Un estudio muestra que la inmunidad al coronavirus puede durar al menos ocho meses porque las células B del sistema inmune siguen reconociendo al SARS-CoV-2, lo que da esperanzas sobre la eficacia de las vacunas a largo plazo.
Escrito por: Eva Salabert

28/12/2020

Puño con guante de boxeo golpeando al coronavirus

Las personas que han superado el COVID-19 podrían mantener su inmunidad frente al SARS-CoV-2 durante un mínimo de ocho meses, según los resultados de un estudio realizado por científicos australianos que se ha publicado en Science Immunology, y que constituye la evidencia científica más sólida de la probabilidad de que las vacunas para prevenir la infección por coronavirus mantengan su eficacia durante un prolongado periodo de tiempo.

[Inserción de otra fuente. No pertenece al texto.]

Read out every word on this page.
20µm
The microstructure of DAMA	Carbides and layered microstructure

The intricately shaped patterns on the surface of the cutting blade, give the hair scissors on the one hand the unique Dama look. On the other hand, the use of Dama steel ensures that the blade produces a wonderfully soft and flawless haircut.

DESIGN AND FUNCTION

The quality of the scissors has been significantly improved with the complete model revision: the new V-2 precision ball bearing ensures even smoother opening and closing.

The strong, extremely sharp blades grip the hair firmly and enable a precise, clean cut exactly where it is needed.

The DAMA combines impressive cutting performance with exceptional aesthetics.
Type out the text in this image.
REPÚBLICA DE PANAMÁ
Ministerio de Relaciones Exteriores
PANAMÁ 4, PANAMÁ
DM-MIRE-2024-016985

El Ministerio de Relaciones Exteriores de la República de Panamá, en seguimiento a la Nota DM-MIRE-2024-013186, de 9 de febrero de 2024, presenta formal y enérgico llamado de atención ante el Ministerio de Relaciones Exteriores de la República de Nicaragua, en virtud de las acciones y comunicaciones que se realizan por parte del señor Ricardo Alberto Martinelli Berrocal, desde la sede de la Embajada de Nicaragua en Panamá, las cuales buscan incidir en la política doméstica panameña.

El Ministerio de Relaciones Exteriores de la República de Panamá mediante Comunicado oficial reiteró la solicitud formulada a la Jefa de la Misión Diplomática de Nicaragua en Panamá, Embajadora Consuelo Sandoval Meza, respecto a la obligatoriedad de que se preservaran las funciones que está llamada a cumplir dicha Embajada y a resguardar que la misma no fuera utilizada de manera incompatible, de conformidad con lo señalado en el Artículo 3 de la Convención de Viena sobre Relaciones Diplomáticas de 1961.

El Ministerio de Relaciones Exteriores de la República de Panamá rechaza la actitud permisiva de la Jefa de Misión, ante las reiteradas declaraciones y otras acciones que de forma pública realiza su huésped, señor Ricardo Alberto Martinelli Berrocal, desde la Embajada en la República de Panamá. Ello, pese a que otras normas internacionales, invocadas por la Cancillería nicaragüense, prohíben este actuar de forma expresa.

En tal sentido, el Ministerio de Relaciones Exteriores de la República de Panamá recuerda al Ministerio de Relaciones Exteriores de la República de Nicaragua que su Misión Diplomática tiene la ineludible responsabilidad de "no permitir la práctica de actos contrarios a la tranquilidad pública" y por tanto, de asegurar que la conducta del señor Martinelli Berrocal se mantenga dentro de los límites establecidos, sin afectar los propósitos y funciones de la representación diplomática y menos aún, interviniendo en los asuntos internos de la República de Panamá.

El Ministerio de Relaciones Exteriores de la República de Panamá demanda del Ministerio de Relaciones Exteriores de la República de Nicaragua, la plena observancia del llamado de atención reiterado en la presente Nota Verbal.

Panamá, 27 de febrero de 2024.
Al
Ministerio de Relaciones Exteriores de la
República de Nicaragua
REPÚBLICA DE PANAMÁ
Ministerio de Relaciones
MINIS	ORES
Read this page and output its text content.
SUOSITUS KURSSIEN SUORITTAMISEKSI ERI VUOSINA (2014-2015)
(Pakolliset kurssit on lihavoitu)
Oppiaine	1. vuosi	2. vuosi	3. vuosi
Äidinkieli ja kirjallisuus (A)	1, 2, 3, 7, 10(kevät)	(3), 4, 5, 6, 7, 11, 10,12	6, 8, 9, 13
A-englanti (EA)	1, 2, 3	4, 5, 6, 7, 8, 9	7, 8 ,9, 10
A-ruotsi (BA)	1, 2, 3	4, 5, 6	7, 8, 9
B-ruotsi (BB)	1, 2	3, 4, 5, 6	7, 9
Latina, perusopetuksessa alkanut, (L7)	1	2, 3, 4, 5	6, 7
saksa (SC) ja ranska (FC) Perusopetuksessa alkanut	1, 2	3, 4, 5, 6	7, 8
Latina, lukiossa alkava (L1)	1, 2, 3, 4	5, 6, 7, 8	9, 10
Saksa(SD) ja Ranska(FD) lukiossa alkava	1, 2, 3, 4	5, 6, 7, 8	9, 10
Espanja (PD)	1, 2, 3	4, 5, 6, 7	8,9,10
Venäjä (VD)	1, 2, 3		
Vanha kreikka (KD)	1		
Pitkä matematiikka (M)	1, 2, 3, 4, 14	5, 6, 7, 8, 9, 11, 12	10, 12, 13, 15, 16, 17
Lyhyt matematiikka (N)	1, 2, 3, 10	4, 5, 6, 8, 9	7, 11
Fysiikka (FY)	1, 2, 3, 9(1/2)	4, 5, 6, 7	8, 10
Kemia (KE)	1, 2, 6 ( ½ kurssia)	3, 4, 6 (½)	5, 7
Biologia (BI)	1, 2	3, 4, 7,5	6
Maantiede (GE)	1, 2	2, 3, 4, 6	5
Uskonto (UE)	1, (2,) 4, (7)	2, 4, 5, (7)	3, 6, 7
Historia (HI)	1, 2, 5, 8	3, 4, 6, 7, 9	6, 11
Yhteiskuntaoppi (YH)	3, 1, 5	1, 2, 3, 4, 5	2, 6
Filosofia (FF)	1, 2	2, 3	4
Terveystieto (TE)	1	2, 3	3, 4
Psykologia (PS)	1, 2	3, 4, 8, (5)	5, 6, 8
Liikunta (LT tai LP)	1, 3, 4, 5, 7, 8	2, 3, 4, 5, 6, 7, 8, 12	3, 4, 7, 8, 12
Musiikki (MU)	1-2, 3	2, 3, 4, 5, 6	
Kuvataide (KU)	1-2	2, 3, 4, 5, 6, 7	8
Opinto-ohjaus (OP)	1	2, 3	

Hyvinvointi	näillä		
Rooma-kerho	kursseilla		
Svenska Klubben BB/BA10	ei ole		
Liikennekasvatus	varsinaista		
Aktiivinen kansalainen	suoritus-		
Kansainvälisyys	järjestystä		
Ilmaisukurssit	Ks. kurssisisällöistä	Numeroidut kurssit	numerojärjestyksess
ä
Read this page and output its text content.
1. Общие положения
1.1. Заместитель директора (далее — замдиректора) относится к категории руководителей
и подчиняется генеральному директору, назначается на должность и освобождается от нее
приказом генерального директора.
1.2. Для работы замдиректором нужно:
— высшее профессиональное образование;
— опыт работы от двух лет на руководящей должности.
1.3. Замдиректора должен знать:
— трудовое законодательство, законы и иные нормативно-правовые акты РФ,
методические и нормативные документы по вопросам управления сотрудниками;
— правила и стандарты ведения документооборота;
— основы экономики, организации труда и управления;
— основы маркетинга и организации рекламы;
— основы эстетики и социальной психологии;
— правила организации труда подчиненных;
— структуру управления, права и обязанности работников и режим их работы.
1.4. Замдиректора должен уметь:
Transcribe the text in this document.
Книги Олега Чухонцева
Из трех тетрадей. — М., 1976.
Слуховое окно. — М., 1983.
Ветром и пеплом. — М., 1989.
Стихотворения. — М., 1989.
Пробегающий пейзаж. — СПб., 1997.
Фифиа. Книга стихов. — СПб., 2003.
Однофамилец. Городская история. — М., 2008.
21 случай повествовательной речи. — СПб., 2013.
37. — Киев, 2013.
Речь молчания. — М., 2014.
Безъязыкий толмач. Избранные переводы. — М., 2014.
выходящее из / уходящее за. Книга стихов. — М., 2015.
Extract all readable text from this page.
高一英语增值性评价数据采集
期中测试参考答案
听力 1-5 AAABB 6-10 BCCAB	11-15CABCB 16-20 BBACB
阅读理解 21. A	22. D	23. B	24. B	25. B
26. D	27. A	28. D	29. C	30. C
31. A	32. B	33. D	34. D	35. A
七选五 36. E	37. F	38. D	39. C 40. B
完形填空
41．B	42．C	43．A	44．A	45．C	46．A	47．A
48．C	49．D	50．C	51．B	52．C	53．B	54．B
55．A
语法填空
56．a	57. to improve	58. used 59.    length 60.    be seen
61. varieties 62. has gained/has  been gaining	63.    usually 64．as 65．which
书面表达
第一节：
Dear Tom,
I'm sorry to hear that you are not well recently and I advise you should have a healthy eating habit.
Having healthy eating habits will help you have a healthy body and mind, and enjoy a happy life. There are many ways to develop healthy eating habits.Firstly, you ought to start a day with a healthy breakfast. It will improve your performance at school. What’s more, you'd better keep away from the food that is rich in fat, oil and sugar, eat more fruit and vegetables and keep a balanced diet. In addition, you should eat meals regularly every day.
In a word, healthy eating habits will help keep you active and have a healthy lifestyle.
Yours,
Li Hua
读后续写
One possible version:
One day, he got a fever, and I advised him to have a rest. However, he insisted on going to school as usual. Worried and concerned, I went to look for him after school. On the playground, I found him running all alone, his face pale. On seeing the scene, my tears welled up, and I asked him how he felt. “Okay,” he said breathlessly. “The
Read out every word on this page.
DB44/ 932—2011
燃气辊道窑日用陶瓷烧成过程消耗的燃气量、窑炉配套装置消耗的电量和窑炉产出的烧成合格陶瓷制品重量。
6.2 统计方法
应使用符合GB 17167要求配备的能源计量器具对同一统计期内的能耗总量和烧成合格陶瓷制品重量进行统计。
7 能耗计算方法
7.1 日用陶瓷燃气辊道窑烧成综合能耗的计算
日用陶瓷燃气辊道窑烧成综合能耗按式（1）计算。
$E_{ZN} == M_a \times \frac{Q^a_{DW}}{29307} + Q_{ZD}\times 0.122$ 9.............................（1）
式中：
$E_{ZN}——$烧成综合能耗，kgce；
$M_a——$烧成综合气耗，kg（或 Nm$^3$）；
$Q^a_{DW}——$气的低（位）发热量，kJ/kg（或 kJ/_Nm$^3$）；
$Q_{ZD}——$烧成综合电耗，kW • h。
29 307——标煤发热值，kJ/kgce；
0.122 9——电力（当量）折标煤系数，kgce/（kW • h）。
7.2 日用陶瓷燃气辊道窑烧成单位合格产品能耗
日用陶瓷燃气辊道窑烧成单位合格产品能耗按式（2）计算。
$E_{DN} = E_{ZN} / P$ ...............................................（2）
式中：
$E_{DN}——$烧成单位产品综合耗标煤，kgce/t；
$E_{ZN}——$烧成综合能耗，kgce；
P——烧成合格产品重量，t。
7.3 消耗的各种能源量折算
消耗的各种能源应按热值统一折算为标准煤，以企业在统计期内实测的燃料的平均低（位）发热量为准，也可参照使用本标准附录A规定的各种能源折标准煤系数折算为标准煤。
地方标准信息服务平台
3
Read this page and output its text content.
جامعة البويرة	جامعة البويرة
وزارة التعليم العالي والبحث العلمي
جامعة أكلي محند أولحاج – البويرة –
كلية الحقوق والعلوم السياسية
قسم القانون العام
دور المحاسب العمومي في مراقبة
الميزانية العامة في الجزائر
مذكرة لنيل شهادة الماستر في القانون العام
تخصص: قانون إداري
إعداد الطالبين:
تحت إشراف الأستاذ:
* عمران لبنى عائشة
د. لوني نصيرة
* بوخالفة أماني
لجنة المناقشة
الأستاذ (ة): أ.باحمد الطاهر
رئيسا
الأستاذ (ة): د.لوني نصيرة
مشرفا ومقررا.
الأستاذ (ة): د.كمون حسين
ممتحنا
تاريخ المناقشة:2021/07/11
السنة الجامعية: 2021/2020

En algunos estudios previos se había encontrado que los anticuerpos contra el coronavirus generados por los pacientes con COVID-19 disminuían al cabo de unas semanas o un par de meses, lo que significaba que estas personas podían perder la inmunidad rápidamente. Pero los autores del nuevo trabajo han comprobado que células del sistema inmune llamadas células B de memoria "recuerdan" la infección por el virus, y si se vuelven a exponer a este patógeno desencadenan una respuesta inmunitaria protectora mediante la producción rápida de anticuerpos.

Las células B del sistema inmune siguen reconociendo al SARS-CoV-2

En la nueva investigación se analizó a 25 pacientes con COVID-19 a los que tomaron 36 muestras de sangre desde el día cuatro tras la infección hasta el día 242 después de la misma. Al igual que había sucedido en otros estudios, al observar únicamente la respuesta de anticuerpos se comprobaba que los anticuerpos contra el coronavirus empezaban a disminuir 20 días después de la infección.

Los anticuerpos contra el coronavirus empezaban a disminuir 20 días después de la infección, pero todos los pacientes continuaron teniendo células B de memoria que reconocían al SARS-CoV-2

Sin embargo, todos los pacientes continuaron teniendo células B de memoria que reconocían uno de los dos componentes del SARS-CoV-2: las proteínas de la nucleocápside y la espiga, y que estas células B de memoria específicas del virus estuvieron presentes de manera estable hasta ocho meses después de la infección.

Por ello, los investigadores han afirmado que "los resultados dan esperanzas sobre la eficacia de cualquier vacuna contra el virus, y también explican por qué ha habido tan pocos casos de reinfección genuina entre los millones de personas que han dado positivo por el virus en todo el mundo. Estos resultados son importantes porque muestran, definitivamente, que los pacientes infectados con el virus que provoca el COVID-19 de hecho conservan inmunidad contra el virus y la enfermedad".